Tim Horton’s signage is displayed in the window of a restaurant in downtown Vancouver, British Columbia, Canada.
Ben Nelms | Bloomberg | Getty Images
Restaurant Brands International on Thursday reported quarterly earnings and sales that beat Wall Street expectations, fueled by international sales growth at Burger King and the recovery of Tim Hortons’ Canadian branches.
In the US, the company said sales in the same stores at Burger King and Popeyes were flat.
The company’s shares rose 5% in morning trading.
Here’s what the company reported compared to what Wall Street expected, based on a survey of analysts by Refinitiv:
- Earnings per Share: Adjusted 82 Cents vs. 73 Cents Expected
- Revenue: $1.64 Billion vs $1.57 Billion Expected
Net sales for the quarter rose 14% to $1.64 billion. Global same-store sales in the company’s portfolio were up 9%, boosted by the performance of Tim Hortons and Burger King.

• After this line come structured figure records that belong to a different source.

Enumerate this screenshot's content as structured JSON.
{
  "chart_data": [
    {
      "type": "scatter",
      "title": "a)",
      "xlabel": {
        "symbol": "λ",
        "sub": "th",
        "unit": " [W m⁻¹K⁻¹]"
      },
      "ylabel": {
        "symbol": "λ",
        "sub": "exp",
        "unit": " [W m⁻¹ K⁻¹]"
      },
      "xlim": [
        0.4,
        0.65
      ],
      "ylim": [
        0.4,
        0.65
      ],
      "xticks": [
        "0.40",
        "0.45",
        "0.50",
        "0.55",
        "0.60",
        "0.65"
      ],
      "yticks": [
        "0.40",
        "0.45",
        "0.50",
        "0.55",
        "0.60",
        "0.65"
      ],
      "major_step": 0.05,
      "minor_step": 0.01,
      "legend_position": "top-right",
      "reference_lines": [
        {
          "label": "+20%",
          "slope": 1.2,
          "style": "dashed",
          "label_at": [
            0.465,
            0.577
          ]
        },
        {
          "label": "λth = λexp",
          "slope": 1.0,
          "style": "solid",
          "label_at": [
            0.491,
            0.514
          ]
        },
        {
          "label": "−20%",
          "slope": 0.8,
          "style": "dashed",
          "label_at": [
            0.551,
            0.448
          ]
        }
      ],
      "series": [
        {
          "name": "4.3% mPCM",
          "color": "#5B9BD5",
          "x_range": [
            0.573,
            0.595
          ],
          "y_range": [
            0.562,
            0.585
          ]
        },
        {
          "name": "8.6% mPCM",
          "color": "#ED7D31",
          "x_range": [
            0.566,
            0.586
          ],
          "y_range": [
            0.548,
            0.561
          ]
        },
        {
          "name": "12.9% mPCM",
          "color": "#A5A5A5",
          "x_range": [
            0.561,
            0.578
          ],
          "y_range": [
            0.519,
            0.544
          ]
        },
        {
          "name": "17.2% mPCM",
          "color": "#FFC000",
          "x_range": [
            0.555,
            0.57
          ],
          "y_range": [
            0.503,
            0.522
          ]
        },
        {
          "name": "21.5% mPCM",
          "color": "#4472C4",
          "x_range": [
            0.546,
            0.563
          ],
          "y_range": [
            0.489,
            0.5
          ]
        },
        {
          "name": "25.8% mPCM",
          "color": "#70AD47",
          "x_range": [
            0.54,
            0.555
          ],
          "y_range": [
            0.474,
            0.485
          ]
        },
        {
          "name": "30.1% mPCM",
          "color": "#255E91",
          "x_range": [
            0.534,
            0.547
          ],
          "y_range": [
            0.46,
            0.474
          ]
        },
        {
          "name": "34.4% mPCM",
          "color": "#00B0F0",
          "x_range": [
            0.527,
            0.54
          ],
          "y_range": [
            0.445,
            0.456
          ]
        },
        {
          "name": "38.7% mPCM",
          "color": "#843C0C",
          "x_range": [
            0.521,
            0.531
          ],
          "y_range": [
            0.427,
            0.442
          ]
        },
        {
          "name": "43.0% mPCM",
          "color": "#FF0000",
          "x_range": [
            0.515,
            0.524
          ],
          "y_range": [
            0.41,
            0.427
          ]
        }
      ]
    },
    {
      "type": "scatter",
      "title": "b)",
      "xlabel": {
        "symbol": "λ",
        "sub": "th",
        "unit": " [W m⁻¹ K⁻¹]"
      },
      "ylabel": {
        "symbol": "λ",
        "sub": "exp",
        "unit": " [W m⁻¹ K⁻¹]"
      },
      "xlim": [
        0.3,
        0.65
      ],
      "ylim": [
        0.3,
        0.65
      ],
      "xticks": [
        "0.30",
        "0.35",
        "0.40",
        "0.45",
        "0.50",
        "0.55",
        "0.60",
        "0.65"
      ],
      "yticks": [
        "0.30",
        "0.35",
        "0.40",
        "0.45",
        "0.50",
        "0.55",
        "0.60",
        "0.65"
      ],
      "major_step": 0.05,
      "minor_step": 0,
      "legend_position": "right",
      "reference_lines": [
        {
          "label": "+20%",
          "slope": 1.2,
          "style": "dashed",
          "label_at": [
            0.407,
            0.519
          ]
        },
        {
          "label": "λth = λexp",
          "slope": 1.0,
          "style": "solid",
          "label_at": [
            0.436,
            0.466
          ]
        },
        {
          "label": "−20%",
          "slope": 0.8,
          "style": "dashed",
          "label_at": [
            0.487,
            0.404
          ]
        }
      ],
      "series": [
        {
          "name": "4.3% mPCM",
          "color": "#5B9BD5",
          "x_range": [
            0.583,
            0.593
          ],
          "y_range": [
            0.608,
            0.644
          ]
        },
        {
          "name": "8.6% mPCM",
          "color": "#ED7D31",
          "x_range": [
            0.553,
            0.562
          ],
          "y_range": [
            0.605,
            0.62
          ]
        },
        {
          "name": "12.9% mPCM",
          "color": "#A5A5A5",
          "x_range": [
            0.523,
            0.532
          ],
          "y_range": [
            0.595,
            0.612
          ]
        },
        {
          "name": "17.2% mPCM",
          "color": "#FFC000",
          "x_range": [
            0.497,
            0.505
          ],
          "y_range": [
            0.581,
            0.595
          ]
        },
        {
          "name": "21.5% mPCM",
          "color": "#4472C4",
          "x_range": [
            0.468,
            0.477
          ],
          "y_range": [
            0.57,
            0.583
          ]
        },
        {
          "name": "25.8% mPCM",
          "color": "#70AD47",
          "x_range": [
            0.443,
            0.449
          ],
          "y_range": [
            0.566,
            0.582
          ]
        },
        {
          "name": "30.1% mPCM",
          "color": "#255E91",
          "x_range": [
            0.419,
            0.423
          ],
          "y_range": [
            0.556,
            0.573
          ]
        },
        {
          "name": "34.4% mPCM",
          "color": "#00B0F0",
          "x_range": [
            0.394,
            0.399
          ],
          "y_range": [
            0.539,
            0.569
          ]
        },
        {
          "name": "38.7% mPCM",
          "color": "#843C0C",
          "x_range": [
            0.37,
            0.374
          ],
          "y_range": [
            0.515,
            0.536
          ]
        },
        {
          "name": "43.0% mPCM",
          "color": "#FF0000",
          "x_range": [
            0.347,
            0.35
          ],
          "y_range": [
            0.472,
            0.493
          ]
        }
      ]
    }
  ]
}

Like many of its competitors, Restaurant Brands said it increased menu prices during the quarter to offset rising food and freight costs.
“We’ve made sure that any price hikes we take are taking into account the consumer and making sure we’re not too far ahead,” CEO Jose Cil said during the company’s quarterly conference call.
Tim Hortons same-store revenue growth of 12.2% exceeded StreetAccount’s estimates of 8%. In Canada, the same-store coffee chain’s sales increased by 14.2%.
Tims, which accounts for about 60% of Restaurant Brands’ revenue, has taken longer to recover from the pandemic, largely due to tighter restrictions in its home market. Executives praised new cold brew and food menu items, upgrades to the core menu and a partnership with Justin Bieber for the chain’s improved performance.
However, hot coffee sales have not recovered from pre-pandemic levels. North American coffee drinkers are increasingly opting for iced coffee or cold brew over hot drinks. For example, Starbucks said three-quarters of its US sales during its fiscal third quarter came from cold drinks.
Global same-store sales of Burger King rose 10% in the quarter, beating Wall Street’s expectations of 3.4%. That was driven by same-store sales growth of 18.4% outside the US
But same-store sales in Burger King’s home market were flat as the company works to improve order accuracy and operational efficiency to improve the chain’s performance. Executive said they plan to share more details about the turnaround strategy for Burger King’s US restaurants in early September.
Popeyes Louisiana Kitchen reported same-store sales growth of 1.4%, beating estimates of 0.3%. Like Burger King, Popeyes reported flat sales at the same store in the US.
Firehouse Subs, the latest addition to Restaurant Brands’ portfolio, saw its same-store sales decline 1.4% in the quarter.
For the quarter, Restaurant Brands reported net income attributable to shareholders of $236 million, or 76 cents per share, down from $259 million, or 84 cents per share, from a year earlier.
Excluding costs related to the Firehouse Subs acquisition and other items, the company earned 82 cents per share.